(T-G Photo by John I. Carney) [Order this photo]
"I've tried to avoid the use of the term 'retirement,'" said Shoffner. But while he still does occasional favors for old clients, he's not taking any new ones and is in the process of closing his law office, saving files of historic or personal value, and destroying the rest.
Shoffner said it's time to "take the off-ramp, and get out of some of the heavy traffic."
Shoffner, a graduate of Vanderbilt Law School, said that his first assignment was preparing a property deed, for which he was paid the princely sum of $5, "and was proud of it." He said his last major case was representing a husband and wife through two years of litigation and a two-day jury trial in which a developer was found guilty of fraud.
In between, he's been involved in numerous cases, "some that I'd rather forget about, and some that I'll never forget about." They range from representing the "first wife" in a bigamy case to, in 1958, prosecuting the con men who stole thousands of dollars that an unmarried woman had stashed in the walls of her home, some of it rolled up in snuff cans.
In 1981, he filed suit on behalf of members of Tenco Developments Inc., an allegedly-mismanaged community development corporation established as a result of 1964 legislation from Lyndon Johnson's "War on Poverty." Shoffner hinted that there are parallels between the Tenco case and the money being spent on various stimulus programs and projects in the current economy.

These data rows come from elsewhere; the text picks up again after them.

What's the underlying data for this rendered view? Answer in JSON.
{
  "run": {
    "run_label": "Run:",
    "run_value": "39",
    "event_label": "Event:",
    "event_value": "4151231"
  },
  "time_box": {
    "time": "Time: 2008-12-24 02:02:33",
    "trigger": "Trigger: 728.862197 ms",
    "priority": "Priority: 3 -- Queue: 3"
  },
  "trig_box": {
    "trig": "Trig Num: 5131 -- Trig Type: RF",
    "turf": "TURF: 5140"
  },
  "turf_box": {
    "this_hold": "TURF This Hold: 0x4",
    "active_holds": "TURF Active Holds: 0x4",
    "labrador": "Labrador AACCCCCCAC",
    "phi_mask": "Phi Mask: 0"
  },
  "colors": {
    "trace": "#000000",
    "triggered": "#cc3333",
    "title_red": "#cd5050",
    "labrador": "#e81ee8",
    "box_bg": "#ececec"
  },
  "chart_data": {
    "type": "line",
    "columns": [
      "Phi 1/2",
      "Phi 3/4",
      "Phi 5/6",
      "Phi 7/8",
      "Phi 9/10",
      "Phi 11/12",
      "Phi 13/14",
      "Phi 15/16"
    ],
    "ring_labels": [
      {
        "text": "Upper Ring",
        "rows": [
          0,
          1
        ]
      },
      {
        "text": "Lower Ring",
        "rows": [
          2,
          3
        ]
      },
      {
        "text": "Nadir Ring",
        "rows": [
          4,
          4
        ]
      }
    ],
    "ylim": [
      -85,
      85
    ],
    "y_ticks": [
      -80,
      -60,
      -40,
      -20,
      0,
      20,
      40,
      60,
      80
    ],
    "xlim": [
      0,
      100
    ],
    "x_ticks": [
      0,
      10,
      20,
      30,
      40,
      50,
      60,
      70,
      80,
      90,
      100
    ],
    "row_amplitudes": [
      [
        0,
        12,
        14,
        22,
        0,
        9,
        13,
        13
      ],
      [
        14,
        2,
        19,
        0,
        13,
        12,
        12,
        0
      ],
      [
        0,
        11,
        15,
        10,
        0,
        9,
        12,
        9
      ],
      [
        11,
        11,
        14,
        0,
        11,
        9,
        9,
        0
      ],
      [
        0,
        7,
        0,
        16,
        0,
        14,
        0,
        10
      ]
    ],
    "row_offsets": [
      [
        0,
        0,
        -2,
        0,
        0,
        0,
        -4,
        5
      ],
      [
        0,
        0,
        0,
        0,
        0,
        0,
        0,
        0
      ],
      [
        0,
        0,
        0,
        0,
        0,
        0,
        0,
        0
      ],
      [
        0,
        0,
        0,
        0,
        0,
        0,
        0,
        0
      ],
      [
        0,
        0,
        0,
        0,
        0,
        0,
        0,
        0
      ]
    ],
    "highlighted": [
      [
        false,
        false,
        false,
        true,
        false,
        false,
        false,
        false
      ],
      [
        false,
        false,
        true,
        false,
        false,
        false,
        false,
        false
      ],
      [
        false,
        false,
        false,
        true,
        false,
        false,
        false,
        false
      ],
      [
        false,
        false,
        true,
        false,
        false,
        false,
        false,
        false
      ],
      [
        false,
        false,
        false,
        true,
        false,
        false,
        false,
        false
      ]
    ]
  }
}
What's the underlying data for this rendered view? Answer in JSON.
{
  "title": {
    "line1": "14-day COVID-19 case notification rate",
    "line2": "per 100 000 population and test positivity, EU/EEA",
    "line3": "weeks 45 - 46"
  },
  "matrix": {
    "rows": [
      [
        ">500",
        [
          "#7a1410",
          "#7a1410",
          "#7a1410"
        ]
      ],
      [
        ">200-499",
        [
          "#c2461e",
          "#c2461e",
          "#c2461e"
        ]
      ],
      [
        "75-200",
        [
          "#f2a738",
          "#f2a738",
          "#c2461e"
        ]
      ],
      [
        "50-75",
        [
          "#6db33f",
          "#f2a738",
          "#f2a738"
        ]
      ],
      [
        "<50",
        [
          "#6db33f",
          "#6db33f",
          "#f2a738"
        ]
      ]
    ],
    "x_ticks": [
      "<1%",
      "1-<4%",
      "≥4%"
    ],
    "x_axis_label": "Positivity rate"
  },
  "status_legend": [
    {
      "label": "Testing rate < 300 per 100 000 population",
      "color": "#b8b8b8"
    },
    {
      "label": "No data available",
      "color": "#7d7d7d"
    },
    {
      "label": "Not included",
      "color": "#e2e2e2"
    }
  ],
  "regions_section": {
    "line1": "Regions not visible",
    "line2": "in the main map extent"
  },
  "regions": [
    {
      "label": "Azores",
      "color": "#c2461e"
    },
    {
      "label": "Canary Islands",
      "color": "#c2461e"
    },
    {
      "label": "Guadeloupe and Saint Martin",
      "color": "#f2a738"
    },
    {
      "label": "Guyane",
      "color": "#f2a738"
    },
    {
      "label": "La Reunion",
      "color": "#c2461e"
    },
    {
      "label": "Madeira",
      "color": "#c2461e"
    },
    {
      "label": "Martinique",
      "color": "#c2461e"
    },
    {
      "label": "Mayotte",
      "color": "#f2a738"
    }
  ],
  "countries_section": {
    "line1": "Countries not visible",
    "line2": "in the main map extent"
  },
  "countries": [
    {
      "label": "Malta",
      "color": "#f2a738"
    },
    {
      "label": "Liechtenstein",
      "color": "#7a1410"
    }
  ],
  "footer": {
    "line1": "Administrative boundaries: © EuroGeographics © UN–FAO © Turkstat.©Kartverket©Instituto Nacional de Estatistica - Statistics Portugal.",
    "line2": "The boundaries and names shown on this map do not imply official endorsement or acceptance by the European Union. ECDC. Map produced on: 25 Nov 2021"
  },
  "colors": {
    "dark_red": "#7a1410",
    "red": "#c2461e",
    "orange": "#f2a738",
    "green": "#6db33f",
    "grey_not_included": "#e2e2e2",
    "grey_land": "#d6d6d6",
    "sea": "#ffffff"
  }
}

"We have a precedent here that it didn't work in 1964," he said. Although the suit he filed failed to reach its stated objective, he said the case brought attention to problems within the community development system and led to reforms.
Although he says it wasn't a factor in his choice of a legal career, Shoffner said his first exposure to issues of law and justice in Bedford County was the 1934 burning of the Bedford County courthouse by a lynch mob. He was just 8 years old when it happened and says he is one of the last alive who actually saw the flames. He recalled that in the days before Internet service providers, news of the conflict still spread pretty quickly.
"Our ISP was the old crank telephone," he said. The telephone operator at the Wartrace exchange, who connected calls by hand, was no doubt busy that day with various local residents calling to tell each other about what was going on in Shelbyville.
Shoffner has seen many changes in the legal profession as well.
"What's changed the most, as far as legal practice is concerned, is the cost of doing it," he said.
Today, the parties in a legal case not only hire lawyers but must find experts to give testimony supporting their side, and that adds dramatically to the cost of trying a case. He said legal costs are beyond what many average citizens can afford.
And while Shoffner may feel frustration with some aspects of current law, he takes pride in his professional service.
"My greatest satisfaction," he said, "is to have had the privilege of knowing and serving the clients that I've served over the years."